O‘zapft is
„Auf eine friedliche Wiesn“ krächzte der Pfau und ehemalige OB Ude jahrelang und wurde jetzt vom Gutmenschen und Biedermann OB Reiter abgelöst. Nach Reiters „O‘zapft is“ geht‘s los: Schickeria-Trachtler, T-shirt-Träger mit „Fuck me“, Amis, Australier und Italiener und andere Damen und Herren kommen auf die Wiesn, um die Gleichmachung der Verhäßlichkeit des Menschen zu zeigen. Alle schieben ihre wabernden Wänste in die Zelte, um da die Beschallung mit „Wuffdada“ im Einheitsbreiton als sogenannte „Volksmusik“ zu genießen.

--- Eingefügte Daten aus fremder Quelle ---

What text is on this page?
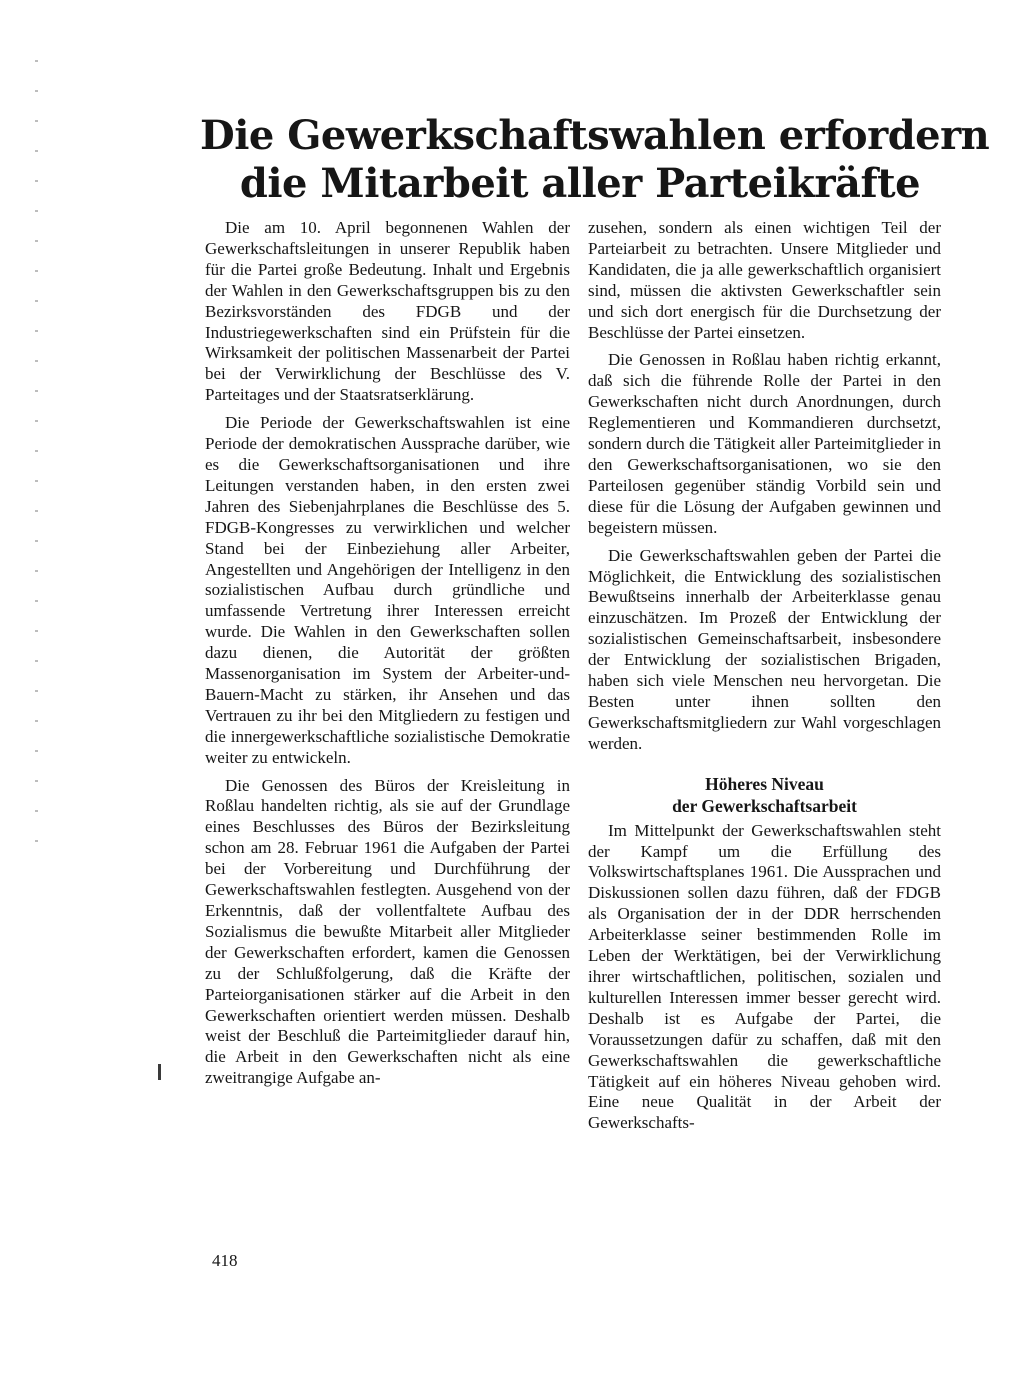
Die Gewerkschaftswahlen erfordern
die Mitarbeit aller Parteikräfte

Die am 10. April begonnenen Wahlen der Gewerkschaftsleitungen in unserer Republik haben für die Partei große Bedeutung. Inhalt und Ergebnis der Wahlen in den Gewerkschaftsgruppen bis zu den Bezirksvorständen des FDGB und der Industriegewerkschaften sind ein Prüfstein für die Wirksamkeit der politischen Massenarbeit der Partei bei der Verwirklichung der Beschlüsse des V. Parteitages und der Staatsratserklärung.

Die Periode der Gewerkschaftswahlen ist eine Periode der demokratischen Aussprache darüber, wie es die Gewerkschaftsorganisationen und ihre Leitungen verstanden haben, in den ersten zwei Jahren des Siebenjahrplanes die Beschlüsse des 5. FDGB-Kongresses zu verwirklichen und welcher Stand bei der Einbeziehung aller Arbeiter, Angestellten und Angehörigen der Intelligenz in den sozialistischen Aufbau durch gründliche und umfassende Vertretung ihrer Interessen erreicht wurde. Die Wahlen in den Gewerkschaften sollen dazu dienen, die Autorität der größten Massenorganisation im System der Arbeiter-und-Bauern-Macht zu stärken, ihr Ansehen und das Vertrauen zu ihr bei den Mitgliedern zu festigen und die innergewerkschaftliche sozialistische Demokratie weiter zu entwickeln.

Die Genossen des Büros der Kreisleitung in Roßlau handelten richtig, als sie auf der Grundlage eines Beschlusses des Büros der Bezirksleitung schon am 28. Februar 1961 die Aufgaben der Partei bei der Vorbereitung und Durchführung der Gewerkschaftswahlen festlegten. Ausgehend von der Erkenntnis, daß der vollentfaltete Aufbau des Sozialismus die bewußte Mitarbeit aller Mitglieder der Gewerkschaften erfordert, kamen die Genossen zu der Schlußfolgerung, daß die Kräfte der Parteiorganisationen stärker auf die Arbeit in den Gewerkschaften orientiert werden müssen. Deshalb weist der Beschluß die Parteimitglieder darauf hin, die Arbeit in den Gewerkschaften nicht als eine zweitrangige Aufgabe an-

zusehen, sondern als einen wichtigen Teil der Parteiarbeit zu betrachten. Unsere Mitglieder und Kandidaten, die ja alle gewerkschaftlich organisiert sind, müssen die aktivsten Gewerkschaftler sein und sich dort energisch für die Durchsetzung der Beschlüsse der Partei einsetzen.

Die Genossen in Roßlau haben richtig erkannt, daß sich die führende Rolle der Partei in den Gewerkschaften nicht durch Anordnungen, durch Reglementieren und Kommandieren durchsetzt, sondern durch die Tätigkeit aller Parteimitglieder in den Gewerkschaftsorganisationen, wo sie den Parteilosen gegenüber ständig Vorbild sein und diese für die Lösung der Aufgaben gewinnen und begeistern müssen.

Die Gewerkschaftswahlen geben der Partei die Möglichkeit, die Entwicklung des sozialistischen Bewußtseins innerhalb der Arbeiterklasse genau einzuschätzen. Im Prozeß der Entwicklung der sozialistischen Gemeinschaftsarbeit, insbesondere der Entwicklung der sozialistischen Brigaden, haben sich viele Menschen neu hervorgetan. Die Besten unter ihnen sollten den Gewerkschaftsmitgliedern zur Wahl vorgeschlagen werden.

Höheres Niveau
der Gewerkschaftsarbeit

Im Mittelpunkt der Gewerkschaftswahlen steht der Kampf um die Erfüllung des Volkswirtschaftsplanes 1961. Die Aussprachen und Diskussionen sollen dazu führen, daß der FDGB als Organisation der in der DDR herrschenden Arbeiterklasse seiner bestimmenden Rolle im Leben der Werktätigen, bei der Verwirklichung ihrer wirtschaftlichen, politischen, sozialen und kulturellen Interessen immer besser gerecht wird. Deshalb ist es Aufgabe der Partei, die Voraussetzungen dafür zu schaffen, daß mit den Gewerkschaftswahlen die gewerkschaftliche Tätigkeit auf ein höheres Niveau gehoben wird. Eine neue Qualität in der Arbeit der Gewerkschafts-

418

„Auf geht‘s“ und „gsuffa“ auf eine zig-tausendfache Gemütlichkeit. Die Burschen wackeln auf den Bänken und die „Maderln“ zeigen ihre gespaltene Persönlichkeit ohne Hoserln auf den Tischen. Der kulturelle Höhepunkt des Wiesnbesuchs sind die Lieder: „Kufsteinlied“, CountryRoad“ und die schwerwiegende Existenzfrage: „Who the fuck is Alice“.
Wem das alles zu massenhaft oder proletarisch ist, hat einen Platz in Käfers hölzener Legebatterie, wo die Promis und besseren Herrschaften mit Zitronentörtchen der Magerstufe 7 neben thailändischen Urlaubsmitbringseln oder aufgespritzten Russendamen zur gleichen hochsymphonischen Musik wie im Zelt schunkeln.
Hier wie bei den Menschenmengen in den Zelten kann man getrost von Massentierhaltung sprechen – so viele Säue werden rausgelassen.
Fragt sich, ob Bert Brecht recht hatte mit seinem Diktum: Das Volk wünsche nicht tümlich zu sein. Hier liegt er voll daneben. Doch der Gleichheitsgrundsatz unserer Verfassung wird drei Wochen auf der Wiesn eingelöst und die immer noch Individualität fordernde Gesellschaft giert geradezu danach, so zu sein wie alle anderen.
Menschenrechtlich gesehen, gebührt der Wiesn also ein Platz als Weltkulturerbe, wäre da nicht der Fall der Verarmung einiger weniger Wiesnteilnehmer. Die Wirte und Schausteller sind gemeint.
Und am 26. September 1980 tötete ein Attentäter 13 Menschen und verletzte 130 Wiesnbesucher. Seit dieser Zeit sind die Köpfe der Ermittler zugesoffen, denn wir erfahren über den Täter wenig und über die Hintermänner noch weniger, obwohl Spuren zur Wehrsportgruppe Hoffmann hinwiesen.
Aber wen interessiert das schon? Die Besuchermillionen sind froh, dass jedes Jahr der Bierpreis erhöht wird und die Stadt München freut sich, dass sie die Wirte nicht sozial unterstützen muss.